Chinese authorities react: Overnight, the People’s Bank of China has reacted to the financial stress in Chinese markets by pledging its support to the real economy. In a statement, the central bank announced new liquidity measures and stated that it “will step up the prudent monetary policy’s support to the real economy, especially for industries and small businesses hit hard by the pandemic”. Markets have reacted positively to the statement this morning: we see some stabilisation in the heavily battered Chinese equity market, broader equity futures are trading in green and yields are rebounding somewhat after a sharp setback in yesterday’s session
CNY and global inflation: Following the sharpest weekly decline in the CNY since 2015 the Chinese authorities yesterday announced a decline in the FX reserve requirement ratio (RRR). The change means that Chinese banks need not hold as much foreign exchange incentivising domestic CNY buying. We do not believe that China minds a weaker CNY but the pace of the latest decline has likely been a worry. Given the importance of the Chinese economy for global growth and not least global goods production changes to the currency is important for global inflationary pressures. All else equal a weaker CNY acts as a dis-inflationary force and is likely welcome by central banks around the world fighting high imported inflationary pressures.

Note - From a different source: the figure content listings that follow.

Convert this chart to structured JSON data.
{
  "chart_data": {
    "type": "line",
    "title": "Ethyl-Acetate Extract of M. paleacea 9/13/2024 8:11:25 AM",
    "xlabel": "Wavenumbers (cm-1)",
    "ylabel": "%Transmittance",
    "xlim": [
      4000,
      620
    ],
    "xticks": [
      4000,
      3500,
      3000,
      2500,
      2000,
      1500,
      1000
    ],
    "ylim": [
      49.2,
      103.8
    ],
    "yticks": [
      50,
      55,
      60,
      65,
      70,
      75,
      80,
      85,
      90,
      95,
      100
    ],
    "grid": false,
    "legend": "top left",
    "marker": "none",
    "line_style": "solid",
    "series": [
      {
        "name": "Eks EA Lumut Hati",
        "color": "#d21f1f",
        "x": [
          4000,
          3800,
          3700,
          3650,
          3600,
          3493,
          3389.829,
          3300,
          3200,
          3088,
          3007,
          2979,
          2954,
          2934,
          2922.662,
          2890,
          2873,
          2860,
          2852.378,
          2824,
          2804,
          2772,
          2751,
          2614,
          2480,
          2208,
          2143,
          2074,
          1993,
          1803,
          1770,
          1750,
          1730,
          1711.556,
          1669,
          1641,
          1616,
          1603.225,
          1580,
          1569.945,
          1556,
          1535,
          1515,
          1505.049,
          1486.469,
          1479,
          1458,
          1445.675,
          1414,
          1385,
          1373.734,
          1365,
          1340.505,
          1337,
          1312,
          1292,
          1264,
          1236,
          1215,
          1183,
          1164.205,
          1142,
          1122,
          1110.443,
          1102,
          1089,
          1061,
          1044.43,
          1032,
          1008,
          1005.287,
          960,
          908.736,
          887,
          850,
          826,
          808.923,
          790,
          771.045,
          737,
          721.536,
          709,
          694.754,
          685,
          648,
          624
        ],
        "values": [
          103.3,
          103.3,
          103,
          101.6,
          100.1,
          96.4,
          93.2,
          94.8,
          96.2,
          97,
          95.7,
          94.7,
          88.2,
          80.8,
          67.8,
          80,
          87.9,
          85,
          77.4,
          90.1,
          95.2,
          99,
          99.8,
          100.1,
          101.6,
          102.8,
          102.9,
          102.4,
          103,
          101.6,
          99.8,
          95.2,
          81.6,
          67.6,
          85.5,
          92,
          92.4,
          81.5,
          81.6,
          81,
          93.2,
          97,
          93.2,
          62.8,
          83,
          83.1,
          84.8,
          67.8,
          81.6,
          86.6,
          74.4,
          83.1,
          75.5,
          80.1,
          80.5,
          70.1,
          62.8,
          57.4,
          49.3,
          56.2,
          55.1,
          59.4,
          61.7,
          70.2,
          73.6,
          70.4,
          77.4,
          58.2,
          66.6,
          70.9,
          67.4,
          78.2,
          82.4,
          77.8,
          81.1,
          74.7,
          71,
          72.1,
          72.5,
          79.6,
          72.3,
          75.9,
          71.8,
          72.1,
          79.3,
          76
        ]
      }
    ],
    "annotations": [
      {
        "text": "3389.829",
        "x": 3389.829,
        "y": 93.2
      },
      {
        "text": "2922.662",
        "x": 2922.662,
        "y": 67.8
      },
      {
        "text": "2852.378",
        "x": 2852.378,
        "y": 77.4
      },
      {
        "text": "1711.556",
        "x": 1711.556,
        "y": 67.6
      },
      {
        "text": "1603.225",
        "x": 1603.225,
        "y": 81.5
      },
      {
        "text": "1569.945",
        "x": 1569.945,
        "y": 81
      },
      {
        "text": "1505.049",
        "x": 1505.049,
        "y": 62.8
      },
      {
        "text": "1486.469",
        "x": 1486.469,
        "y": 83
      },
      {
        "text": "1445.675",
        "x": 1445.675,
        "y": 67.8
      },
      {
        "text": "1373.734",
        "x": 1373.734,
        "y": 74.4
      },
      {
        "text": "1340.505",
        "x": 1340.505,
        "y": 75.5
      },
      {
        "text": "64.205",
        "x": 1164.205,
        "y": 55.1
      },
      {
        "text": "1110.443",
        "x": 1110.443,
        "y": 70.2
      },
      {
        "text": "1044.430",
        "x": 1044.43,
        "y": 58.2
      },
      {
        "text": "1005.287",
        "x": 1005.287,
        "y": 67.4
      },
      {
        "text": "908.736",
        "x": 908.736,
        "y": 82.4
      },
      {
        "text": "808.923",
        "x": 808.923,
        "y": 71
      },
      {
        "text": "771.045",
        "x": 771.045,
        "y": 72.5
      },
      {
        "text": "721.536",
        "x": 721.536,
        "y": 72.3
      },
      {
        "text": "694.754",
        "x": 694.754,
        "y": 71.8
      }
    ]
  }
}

Equities: In our opinion there were no news out yesterday justifying the elevated volatility in equity markets. In our book this comes down to massive uncertainty among investors with the overshadowing question being whether central banks can orchestra a soft landing. Sector and style performance were very different on the two sides of the Atlantic with Min Vol outperforming. Min Vol is getting a lot of support from the combination of elevated uncertainty and stagflation.
FI: Sour risk sentiment on growth concerns from China due to Covid outbreak has sent European rates massively lower this week – bar this morning’s stabilization. Being the most growth/policy segment of the curve, the 5y point in Germany ended 16bp lower yesterday, but also the shorter (2y lower by 13bp) and longer end (30y lower by 8bp) of the curve moved lower. Despite a pro-EU outcome of the French election, we did not see a noteworthy outperformance of French bonds. BTPs-Bund spreads widened 4bp to 174bp, which is the widest since Q2 2020. From a near-term macro aspect, we expect the high volatility to continue, with no particular circuit breaker in sight this week, hence we keep an eye out for next week’s Fed meeting where a 50bp hike and QT announcement is widely expected.
FX: For once JPY was top performing G10 currency in part on the back of the drop in oil prices with Scandies losing out. EUR/USD drifted lower and close to the 1.07 mark.
Credit: The credit markets remain choppy. Yesterday iTraxx main widened 2.3bp to 84.3bp while Xover widened 10.6bp to 398.6bp. The subdued sentiment is also taking its toll on the primary markets where we see limited new issue printing.